Today’s newspapers are once again reading that bureaucrats, this time in CRA, possibly deleted text messages that may be “government records.” A spokesperson for Treasury Board President, Tony Clement, is quoted as saying: “If the (messages) were of business value and deleted, then the rules were broken. If the CRA can prove that they were transitory in nature I – if it was ‘meet you at the coffee shop in fifteen minutes’ – …but that is up to the CRA to prove”.
While I am an ardent proponent of government transparency, I am concerned that we have lost sight of what is and is not included in “the public’s right to know.”
At my former municipal government, we decided that text messages would not be logged, considering that such messages (like voice mails) were transitory. Where a text (or voice) message did contain something that could be classified as a corporate record, it was the responsibility of those involved to document the decision/record separately – e.g. a follow-up “as we discussed” memo or email – just as would be required if the exchange had taken place in a hallway conversation.
It seems that today’s prevailing political and media approach to text messages is to put the shoe on the other foot – assuming that they are corporate records (of business value) unless we can prove otherwise. This may simply result in bureaucrats reverting back to hallway or phone conversations on sensitive issues, since these are not (yet) being logged for posterity.
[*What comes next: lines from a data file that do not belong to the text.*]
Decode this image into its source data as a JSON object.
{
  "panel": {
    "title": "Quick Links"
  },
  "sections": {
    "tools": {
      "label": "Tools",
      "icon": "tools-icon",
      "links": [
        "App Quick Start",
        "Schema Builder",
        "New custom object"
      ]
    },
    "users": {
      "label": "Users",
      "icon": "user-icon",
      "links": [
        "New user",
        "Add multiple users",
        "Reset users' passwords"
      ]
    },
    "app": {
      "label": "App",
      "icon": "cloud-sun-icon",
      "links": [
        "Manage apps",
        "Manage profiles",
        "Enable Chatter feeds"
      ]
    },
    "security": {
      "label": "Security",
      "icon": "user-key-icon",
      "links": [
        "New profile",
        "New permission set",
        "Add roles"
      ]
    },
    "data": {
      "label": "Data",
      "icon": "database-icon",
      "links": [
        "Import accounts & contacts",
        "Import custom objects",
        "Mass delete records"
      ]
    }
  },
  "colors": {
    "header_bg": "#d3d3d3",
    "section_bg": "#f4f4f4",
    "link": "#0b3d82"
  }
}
While this may seem cynical, I believe it is important to allow a certain amount of bureaucratic discretion and privacy. In the Toronto Computer Leasing Inquiry of a few years ago, much time was spent reviewing different versions of Council reports to determine who had made certain changes or deletions, as the reports went through various drafts. It was my, perhaps old fashioned, view that only the final report was a corporate record; all previous drafts could (and should) have been deleted. Similarly, an inquiry into a contract award for Toronto’s Union Station renovations sought disclosure of how individuals on an evaluation team had voted. Again, my view was that the record was the recommendation made by the team collectively. The discussion/individual votes leading up to that recommendation should remain private.
In general, the public is entitled to know what has been decided or recommended – but not “who said what” in the process of arriving at a decision. Pushing government transparency too far into the boardrooms is ultimately unhealthy for our democracy. Bureaucrats should be entitled and encouraged to have healthy debates and disagreements without fear that these will become public. It is the decisions or recommendations that arise out of such debates which are legitimately public records.
Much of this confusion relates back to technology. Text messages are now generally logged, so we assume a right of access and an expectation that they not be deleted unless we can “prove” that they are not “of business value.” Telephone and hallway conversations are generally not logged, so the same expectations do not apply. To be consistent, does this mean that all “conversations” should be recorded and logged, until we can prove that they were not of business value? If not, why are we separating out a specific form of conversation?
Roy Wiseman is currently Executive Director and was a founding member of MISA/ASIM Canada. He is a Board Member and Past President of the Institute for Citizen Centred Service, Past President of MISA Ontario, former municipal Co-Chair of the Service Mapping Subcommittee and Project Director for the Municipal Reference Model (MRMv2) project.